The challenging geography of Switzerland dwarfs any impediment the UK may have to infrastructural upgrades.
The “Snow Economy” of tourism, resorts, skiing equipment, etc, could contribute as much as 5% of GDP.
· Local Government:
I wrote a piece in October 2025 on how local authorities in the UK should have more power.
Residents will often have a say on how the money of the Municipality, Canton, or Nationally, is spent. That increases accountability, transparency and standards.
Lojacono added that Switzerland has in practice a taxation formula of 30:40:30. Citizens pay around:
· 30% of taxes to the local council (contrasted to around 7% in the UK)
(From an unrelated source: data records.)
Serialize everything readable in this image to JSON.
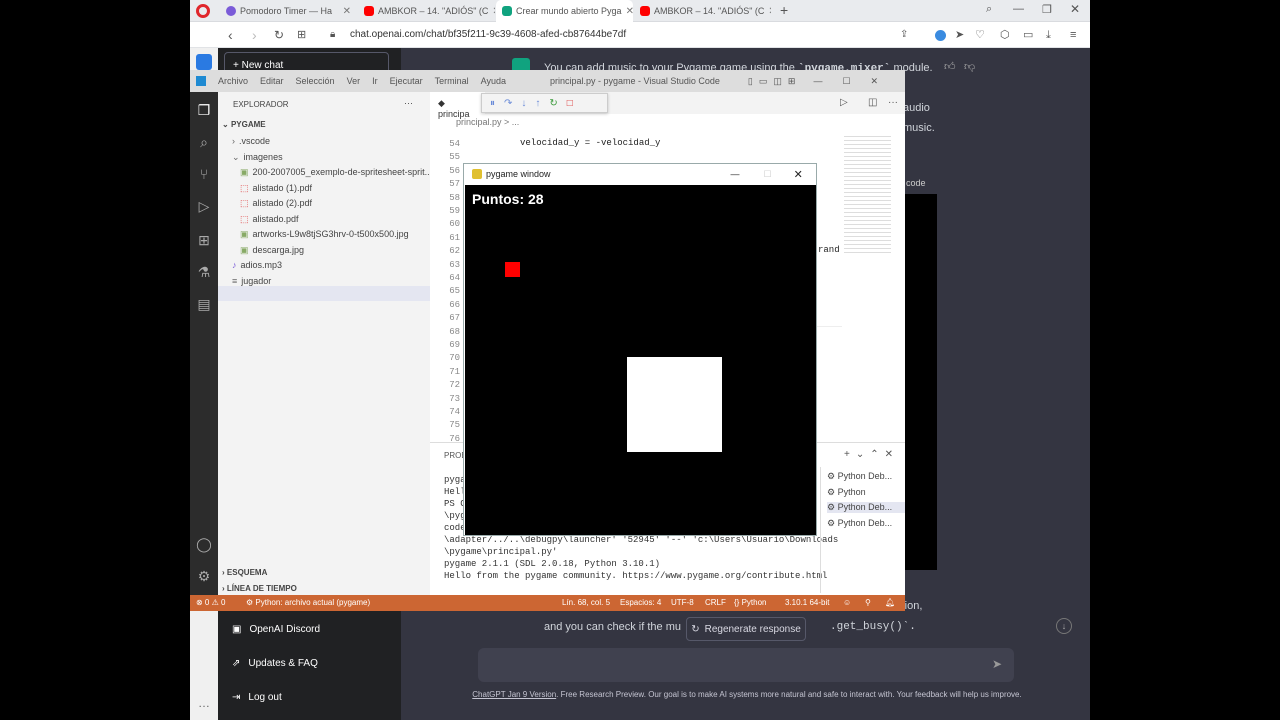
{
  "browser": {
    "tabs": [
      {
        "label": "Pomodoro Timer — Ha",
        "icon": "clock-icon",
        "color": "#7a5bd8"
      },
      {
        "label": "AMBKOR – 14. \"ADIÓS\" (C",
        "icon": "youtube-icon",
        "color": "#ff0000"
      },
      {
        "label": "Crear mundo abierto Pyga",
        "icon": "chatgpt-icon",
        "color": "#10a37f"
      },
      {
        "label": "AMBKOR – 14. \"ADIÓS\" (C",
        "icon": "youtube-icon",
        "color": "#ff0000"
      }
    ],
    "url": "chat.openai.com/chat/bf35f211-9c39-4608-afed-cb87644be7df"
  },
  "chat": {
    "line1_prefix": "You can add music to your Pygame game using the ",
    "line1_code": "`pygame.mixer`",
    "line1_suffix": " module.",
    "frag_audio": "audio",
    "frag_music": "music.",
    "frag_code": "code",
    "frag_function": "nction,",
    "bottom_line_a": "and you can check if the mu",
    "bottom_line_b": ".get_busy()`.",
    "regenerate": "Regenerate response",
    "new_chat": "+ New chat",
    "side_links": [
      "OpenAI Discord",
      "Updates & FAQ",
      "Log out"
    ],
    "footer_link": "ChatGPT Jan 9 Version",
    "footer_text": ". Free Research Preview. Our goal is to make AI systems more natural and safe to interact with. Your feedback will help us improve."
  },
  "vscode": {
    "menu": [
      "Archivo",
      "Editar",
      "Selección",
      "Ver",
      "Ir",
      "Ejecutar",
      "Terminal",
      "Ayuda"
    ],
    "title": "principal.py - pygame - Visual Studio Code",
    "explorer_title": "EXPLORADOR",
    "folder": "PYGAME",
    "tree": [
      {
        "label": ".vscode",
        "indent": 1,
        "icon": "chevron-right-icon"
      },
      {
        "label": "imagenes",
        "indent": 1,
        "icon": "chevron-down-icon"
      },
      {
        "label": "200-2007005_exemplo-de-spritesheet-sprit...",
        "indent": 2,
        "icon": "image-icon"
      },
      {
        "label": "alistado (1).pdf",
        "indent": 2,
        "icon": "pdf-icon"
      },
      {
        "label": "alistado (2).pdf",
        "indent": 2,
        "icon": "pdf-icon"
      },
      {
        "label": "alistado.pdf",
        "indent": 2,
        "icon": "pdf-icon"
      },
      {
        "label": "artworks-L9w8tjSG3hrv-0-t500x500.jpg",
        "indent": 2,
        "icon": "image-icon"
      },
      {
        "label": "descarga.jpg",
        "indent": 2,
        "icon": "image-icon"
      },
      {
        "label": "adios.mp3",
        "indent": 1,
        "icon": "audio-icon"
      },
      {
        "label": "jugador",
        "indent": 1,
        "icon": "file-icon"
      },
      {
        "label": "principal.py",
        "indent": 1,
        "icon": "python-icon"
      }
    ],
    "outline": "ESQUEMA",
    "timeline": "LÍNEA DE TIEMPO",
    "tab": "principa",
    "breadcrumb": "principal.py > ...",
    "line_numbers": [
      "54",
      "55",
      "56",
      "57",
      "58",
      "59",
      "60",
      "61",
      "62",
      "63",
      "64",
      "65",
      "66",
      "67",
      "68",
      "69",
      "70",
      "71",
      "72",
      "73",
      "74",
      "75",
      "76"
    ],
    "code_line": "velocidad_y = -velocidad_y",
    "code_frag_rand": "rand",
    "panel_label": "PROB",
    "terminal": [
      "pyga",
      "Hell",
      "PS C",
      "\\pyg",
      "code",
      "\\adapter/../..\\debugpy\\launcher' '52945' '--' 'c:\\Users\\Usuario\\Downloads",
      "\\pygame\\principal.py'",
      "pygame 2.1.1 (SDL 2.0.18, Python 3.10.1)",
      "Hello from the pygame community. https://www.pygame.org/contribute.html"
    ],
    "terminals": [
      "Python Deb...",
      "Python",
      "Python Deb...",
      "Python Deb..."
    ],
    "status": {
      "errors": "⊗ 0 ⚠ 0",
      "interpreter": "Python: archivo actual (pygame)",
      "position": "Lín. 68, col. 5",
      "spaces": "Espacios: 4",
      "encoding": "UTF-8",
      "eol": "CRLF",
      "language": "Python",
      "version": "3.10.1 64-bit"
    }
  },
  "pygame": {
    "title": "pygame window",
    "score": "Puntos: 28"
  }
}
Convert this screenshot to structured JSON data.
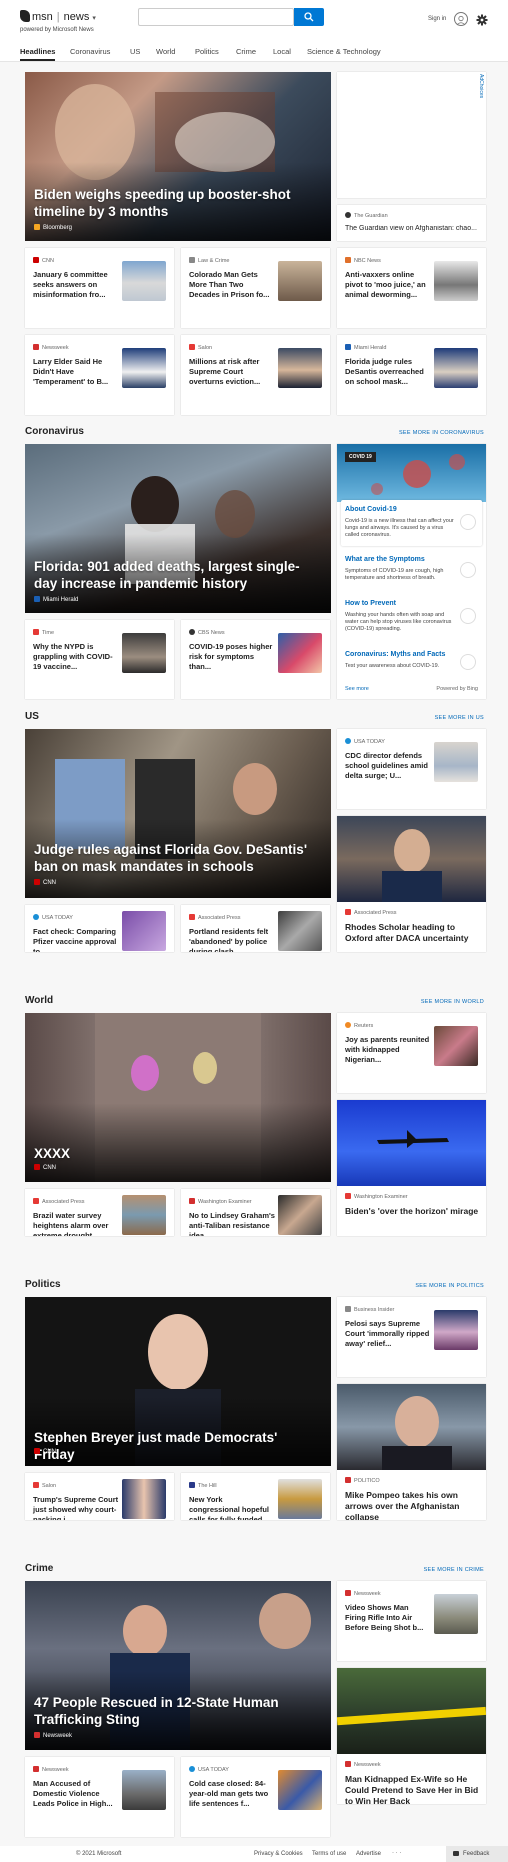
{
  "header": {
    "brand": "msn",
    "section": "news",
    "tagline": "powered by Microsoft News",
    "search_placeholder": "",
    "signin": "Sign in"
  },
  "nav": [
    "Headlines",
    "Coronavirus",
    "US",
    "World",
    "Politics",
    "Crime",
    "Local",
    "Science & Technology"
  ],
  "top": {
    "hero": {
      "title": "Biden weighs speeding up booster-shot timeline by 3 months",
      "source": "Bloomberg"
    },
    "ad_label": "AdChoices",
    "guardian": {
      "source": "The Guardian",
      "title": "The Guardian view on Afghanistan: chao..."
    },
    "cards": [
      {
        "source": "CNN",
        "title": "January 6 committee seeks answers on misinformation fro..."
      },
      {
        "source": "Law & Crime",
        "title": "Colorado Man Gets More Than Two Decades in Prison fo..."
      },
      {
        "source": "NBC News",
        "title": "Anti-vaxxers online pivot to 'moo juice,' an animal deworming..."
      },
      {
        "source": "Newsweek",
        "title": "Larry Elder Said He Didn't Have 'Temperament' to B..."
      },
      {
        "source": "Salon",
        "title": "Millions at risk after Supreme Court overturns eviction..."
      },
      {
        "source": "Miami Herald",
        "title": "Florida judge rules DeSantis overreached on school mask..."
      }
    ]
  },
  "coronavirus": {
    "title": "Coronavirus",
    "see_more": "SEE MORE IN CORONAVIRUS",
    "hero": {
      "title": "Florida: 901 added deaths, largest single-day increase in pandemic history",
      "source": "Miami Herald"
    },
    "covid_badge": "COVID 19",
    "info": [
      {
        "title": "About Covid-19",
        "text": "Covid-19 is a new illness that can affect your lungs and airways. It's caused by a virus called coronavirus."
      },
      {
        "title": "What are the Symptoms",
        "text": "Symptoms of COVID-19 are cough, high temperature and shortness of breath."
      },
      {
        "title": "How to Prevent",
        "text": "Washing your hands often with soap and water can help stop viruses like coronavirus (COVID-19) spreading."
      },
      {
        "title": "Coronavirus: Myths and Facts",
        "text": "Test your awareness about COVID-19."
      }
    ],
    "see_more_link": "See more",
    "powered": "Powered by Bing",
    "cards": [
      {
        "source": "Time",
        "title": "Why the NYPD is grappling with COVID-19 vaccine..."
      },
      {
        "source": "CBS News",
        "title": "COVID-19 poses higher risk for symptoms than..."
      }
    ]
  },
  "us": {
    "title": "US",
    "see_more": "SEE MORE IN US",
    "hero": {
      "title": "Judge rules against Florida Gov. DeSantis' ban on mask mandates in schools",
      "source": "CNN"
    },
    "side1": {
      "source": "USA TODAY",
      "title": "CDC director defends school guidelines amid delta surge; U..."
    },
    "side2": {
      "source": "Associated Press",
      "title": "Rhodes Scholar heading to Oxford after DACA uncertainty"
    },
    "cards": [
      {
        "source": "USA TODAY",
        "title": "Fact check: Comparing Pfizer vaccine approval to..."
      },
      {
        "source": "Associated Press",
        "title": "Portland residents felt 'abandoned' by police during clash"
      }
    ]
  },
  "world": {
    "title": "World",
    "see_more": "SEE MORE IN WORLD",
    "hero": {
      "title": "XXXX",
      "source": "CNN"
    },
    "side1": {
      "source": "Reuters",
      "title": "Joy as parents reunited with kidnapped Nigerian..."
    },
    "side2": {
      "source": "Washington Examiner",
      "title": "Biden's 'over the horizon' mirage"
    },
    "cards": [
      {
        "source": "Associated Press",
        "title": "Brazil water survey heightens alarm over extreme drought"
      },
      {
        "source": "Washington Examiner",
        "title": "No to Lindsey Graham's anti-Taliban resistance idea"
      }
    ]
  },
  "politics": {
    "title": "Politics",
    "see_more": "SEE MORE IN POLITICS",
    "hero": {
      "title": "Stephen Breyer just made Democrats' Friday",
      "source": "CNN"
    },
    "side1": {
      "source": "Business Insider",
      "title": "Pelosi says Supreme Court 'immorally ripped away' relief..."
    },
    "side2": {
      "source": "POLITICO",
      "title": "Mike Pompeo takes his own arrows over the Afghanistan collapse"
    },
    "cards": [
      {
        "source": "Salon",
        "title": "Trump's Supreme Court just showed why court-packing i..."
      },
      {
        "source": "The Hill",
        "title": "New York congressional hopeful calls for fully funded..."
      }
    ]
  },
  "crime": {
    "title": "Crime",
    "see_more": "SEE MORE IN CRIME",
    "hero": {
      "title": "47 People Rescued in 12-State Human Trafficking Sting",
      "source": "Newsweek"
    },
    "side1": {
      "source": "Newsweek",
      "title": "Video Shows Man Firing Rifle Into Air Before Being Shot b..."
    },
    "side2": {
      "source": "Newsweek",
      "title": "Man Kidnapped Ex-Wife so He Could Pretend to Save Her in Bid to Win Her Back"
    },
    "cards": [
      {
        "source": "Newsweek",
        "title": "Man Accused of Domestic Violence Leads Police in High..."
      },
      {
        "source": "USA TODAY",
        "title": "Cold case closed: 84-year-old man gets two life sentences f..."
      }
    ]
  },
  "footer": {
    "copyright": "© 2021 Microsoft",
    "privacy": "Privacy & Cookies",
    "terms": "Terms of use",
    "advertise": "Advertise",
    "more": "· · ·",
    "feedback": "Feedback"
  },
  "colors": {
    "accent": "#0078d4",
    "link": "#0068b8",
    "cnn": "#cc0000",
    "newsweek": "#d32f2f"
  }
}
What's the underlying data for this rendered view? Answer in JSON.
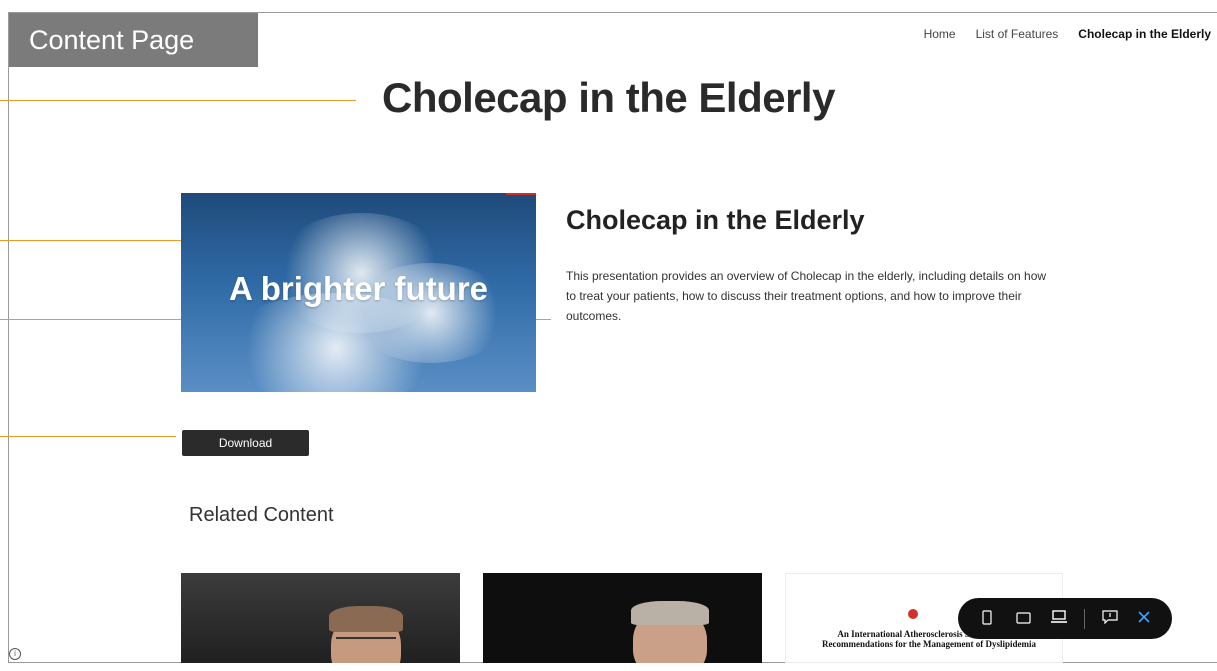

· 40% to the canton (province or regional government equivalent such as the Scottish government)
· 30% national government
Another point he raised was that high salaries attract top talent which in turn runs the local council better. Indeed, the business of running a council is often work of administration and bureaucracy.
So many councils can feel like ‘large country clubs’
· Corporate tax:
Federal corporate tax is 8.5%. Cantons and municipalities add their own taxes, bringing combined effective rates to between 12–21%, but cantonal competition keeps rates low.